Of Centaurs and Doves: Guatemala's Peace Process by Susanne Jonas

Of Centaurs and Doves: Guatemala's Peace Process by Susanne Jonas

Author:Susanne Jonas [Jonas, Susanne]
Language: eng
Format: epub
Tags: Political Science, General
ISBN: 9780429967146
Google: 7__EDwAAQBAJ
Goodreads: 38497072
Publisher: Routledge
Published: 2018-02-06T00:00:00+00:00


Subtext of the Gerardi Assassination: Return of Political Violence in 1998?

Throughout the second half of 1997 and the first months of 1998, there was an eerie compás de espera (interval, hiatus, waiting period) on the peace front, a dynamic of one step forward, two steps backward, against a societal backdrop of dramatically increasing delincuencia (common crime) and deteriorating social conditions. By early 1998, the shadow of the 1999 general elections already loomed over virtually every political move by every political actor. All of these dynamics came into sharp relief in February 1998, with the government's disastrous retreat on tax reform—a political setback for the peace process as a whole (see Chapter 7). More generally, as MINUGUA (1998a, 16) noted in its verification report covering the first half of 1998, there was a "noticeable slowing down" of the peace process after the beginning of 1998 as compared with 1997.

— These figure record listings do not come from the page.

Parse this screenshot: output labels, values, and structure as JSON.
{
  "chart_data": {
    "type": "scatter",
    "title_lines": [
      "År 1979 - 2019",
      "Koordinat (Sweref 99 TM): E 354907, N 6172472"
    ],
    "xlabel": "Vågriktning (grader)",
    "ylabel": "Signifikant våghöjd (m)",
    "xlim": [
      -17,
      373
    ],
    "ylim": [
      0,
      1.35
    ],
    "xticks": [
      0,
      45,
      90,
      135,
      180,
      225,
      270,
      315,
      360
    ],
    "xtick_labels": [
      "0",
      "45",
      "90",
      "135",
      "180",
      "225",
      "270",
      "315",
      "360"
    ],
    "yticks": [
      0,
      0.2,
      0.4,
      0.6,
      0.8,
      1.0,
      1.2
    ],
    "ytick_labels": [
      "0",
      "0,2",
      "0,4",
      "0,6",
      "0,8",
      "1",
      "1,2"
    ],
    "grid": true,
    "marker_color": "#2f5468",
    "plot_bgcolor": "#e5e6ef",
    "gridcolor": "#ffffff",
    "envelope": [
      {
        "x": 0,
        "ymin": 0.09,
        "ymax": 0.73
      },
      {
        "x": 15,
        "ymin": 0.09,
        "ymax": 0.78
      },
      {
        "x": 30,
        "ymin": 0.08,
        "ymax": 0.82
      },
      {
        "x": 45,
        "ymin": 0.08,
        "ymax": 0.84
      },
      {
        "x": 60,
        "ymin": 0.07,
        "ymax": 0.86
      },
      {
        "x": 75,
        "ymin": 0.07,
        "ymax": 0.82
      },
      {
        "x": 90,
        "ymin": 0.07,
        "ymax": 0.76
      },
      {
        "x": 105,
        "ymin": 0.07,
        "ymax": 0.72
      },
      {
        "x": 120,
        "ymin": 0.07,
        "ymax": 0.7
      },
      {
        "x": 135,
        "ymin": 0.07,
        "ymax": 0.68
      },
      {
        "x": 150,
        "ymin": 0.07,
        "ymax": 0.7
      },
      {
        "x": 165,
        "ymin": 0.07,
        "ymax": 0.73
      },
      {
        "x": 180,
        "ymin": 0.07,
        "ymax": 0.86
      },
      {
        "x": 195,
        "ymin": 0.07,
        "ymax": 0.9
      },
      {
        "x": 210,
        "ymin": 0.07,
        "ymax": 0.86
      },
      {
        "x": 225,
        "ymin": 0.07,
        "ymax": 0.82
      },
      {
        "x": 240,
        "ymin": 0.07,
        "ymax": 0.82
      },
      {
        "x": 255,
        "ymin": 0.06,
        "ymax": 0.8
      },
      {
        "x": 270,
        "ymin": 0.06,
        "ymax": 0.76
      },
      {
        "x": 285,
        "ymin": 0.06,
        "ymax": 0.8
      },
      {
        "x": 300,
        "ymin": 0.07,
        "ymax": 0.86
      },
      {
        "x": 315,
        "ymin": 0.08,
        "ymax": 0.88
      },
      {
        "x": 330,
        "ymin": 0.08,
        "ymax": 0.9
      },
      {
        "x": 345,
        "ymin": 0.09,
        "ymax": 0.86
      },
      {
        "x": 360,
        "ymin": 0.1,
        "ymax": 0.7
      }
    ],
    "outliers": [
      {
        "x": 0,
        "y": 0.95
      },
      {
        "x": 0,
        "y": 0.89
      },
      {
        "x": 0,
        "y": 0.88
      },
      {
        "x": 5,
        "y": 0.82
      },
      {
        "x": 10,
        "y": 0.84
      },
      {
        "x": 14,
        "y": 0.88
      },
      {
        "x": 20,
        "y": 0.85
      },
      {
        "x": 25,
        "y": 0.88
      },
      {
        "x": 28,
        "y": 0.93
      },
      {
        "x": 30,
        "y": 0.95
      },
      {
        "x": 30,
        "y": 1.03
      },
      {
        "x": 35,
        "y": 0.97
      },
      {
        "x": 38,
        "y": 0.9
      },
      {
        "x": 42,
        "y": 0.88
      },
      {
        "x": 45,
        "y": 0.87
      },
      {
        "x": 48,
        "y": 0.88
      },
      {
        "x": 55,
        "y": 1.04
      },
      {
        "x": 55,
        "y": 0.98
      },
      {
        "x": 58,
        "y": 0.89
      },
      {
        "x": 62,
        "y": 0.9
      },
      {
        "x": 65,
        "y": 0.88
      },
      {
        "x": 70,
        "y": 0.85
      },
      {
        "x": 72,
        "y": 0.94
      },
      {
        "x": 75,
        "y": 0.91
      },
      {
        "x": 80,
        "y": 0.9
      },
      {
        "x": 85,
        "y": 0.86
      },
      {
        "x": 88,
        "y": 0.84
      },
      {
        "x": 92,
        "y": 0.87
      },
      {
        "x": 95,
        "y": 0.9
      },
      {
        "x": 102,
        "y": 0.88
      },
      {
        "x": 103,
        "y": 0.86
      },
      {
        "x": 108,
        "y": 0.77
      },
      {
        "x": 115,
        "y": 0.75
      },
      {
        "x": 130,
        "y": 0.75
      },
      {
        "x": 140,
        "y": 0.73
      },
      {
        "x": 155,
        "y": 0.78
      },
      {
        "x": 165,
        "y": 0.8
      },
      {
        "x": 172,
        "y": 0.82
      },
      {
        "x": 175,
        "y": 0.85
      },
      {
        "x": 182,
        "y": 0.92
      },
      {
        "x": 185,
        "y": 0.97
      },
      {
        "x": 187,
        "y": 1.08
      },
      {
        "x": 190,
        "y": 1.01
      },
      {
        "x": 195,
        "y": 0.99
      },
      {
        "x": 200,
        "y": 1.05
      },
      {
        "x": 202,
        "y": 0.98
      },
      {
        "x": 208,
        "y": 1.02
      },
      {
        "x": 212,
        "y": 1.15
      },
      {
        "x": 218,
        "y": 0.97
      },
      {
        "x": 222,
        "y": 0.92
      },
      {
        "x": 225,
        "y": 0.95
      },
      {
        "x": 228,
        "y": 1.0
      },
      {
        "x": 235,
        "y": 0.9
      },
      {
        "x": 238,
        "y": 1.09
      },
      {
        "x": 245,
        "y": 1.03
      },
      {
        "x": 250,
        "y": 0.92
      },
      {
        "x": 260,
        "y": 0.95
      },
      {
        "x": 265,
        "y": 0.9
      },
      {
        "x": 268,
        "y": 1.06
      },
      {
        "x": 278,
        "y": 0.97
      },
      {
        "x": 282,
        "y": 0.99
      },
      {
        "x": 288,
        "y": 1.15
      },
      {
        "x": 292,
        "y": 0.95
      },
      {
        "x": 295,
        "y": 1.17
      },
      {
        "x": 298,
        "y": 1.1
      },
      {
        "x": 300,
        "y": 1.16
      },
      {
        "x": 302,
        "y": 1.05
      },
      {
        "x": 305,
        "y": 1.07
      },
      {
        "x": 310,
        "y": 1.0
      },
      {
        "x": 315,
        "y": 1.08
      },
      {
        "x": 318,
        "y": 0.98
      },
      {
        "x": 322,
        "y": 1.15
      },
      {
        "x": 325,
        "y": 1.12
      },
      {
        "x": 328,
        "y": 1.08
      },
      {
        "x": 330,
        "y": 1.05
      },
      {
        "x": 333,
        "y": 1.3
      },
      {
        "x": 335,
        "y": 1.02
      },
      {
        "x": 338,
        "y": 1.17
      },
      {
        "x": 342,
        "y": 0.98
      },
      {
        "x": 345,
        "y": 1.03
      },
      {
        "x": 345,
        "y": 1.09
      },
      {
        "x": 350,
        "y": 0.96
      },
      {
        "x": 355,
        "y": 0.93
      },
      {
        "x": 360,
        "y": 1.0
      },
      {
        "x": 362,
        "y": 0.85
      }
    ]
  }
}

But nothing in that panorama—rather typical for Guatemala and perhaps, more generally, for post-conflict societies attempting to make controversial reforms—prepared Guatemalans to wake up on the morning of April 27, 1998, to the televised images of Msgr. Juan Gerardi's bloodied skull, crushed by a cement block and spread across the floor of his garage the previous night. The corpse of Gerardi, Auxiliary Bishop and one of the leading figures of the Catholic Church's Bishops Conference, could be identified only by the ring on his finger, the only object of value. The method of assassination was designed to be grotesque, the message an unmistakable reminder of the worst atrocities of the war. But the war was over; this was the kind of political crime that was supposed to have ended forever with the signing of peace. At the time, no one could prove a political motive; but the assassination just happened to occur two nights after Gerardi's high-profile presentation of the monumental report on the war's human rights crimes. The report had been prepared by the Archbishop's Human Rights Office (ODHA) that Gerardi headed. Based on testimony taken from 6,000 civilians nationwide during three years, the report, ironically titled Nunca Más ("Never Again"), made clear that the overwhelming majority of these crimes (over 85 percent) had been committed by the army and related paramilitary forces, less than 10 percent by the URNG (see ODHA 1998).

"Peacetime violence" was nothing new; in Guatemala, as in the early years of all postwar transitions, social violence increased exponentially. But this was a different kind of peacetime crime; As the highest-level political assassination in recent Guatemalan history, it left the nation in a state of shock. Nothing after the assassination would be quite the same as before. Perhaps because the wounds of war were so far from being healed, it raised the specter of a return to the past. In its aftermath, many habits and behaviors engrained from thirty-six years of war reemerged, making the challenges of building (or even thinking about) a new society much more daunting than previously. By mid-1999, the murder remained unsolved and strong leads pointing to army or EMP involvement had not been followed up.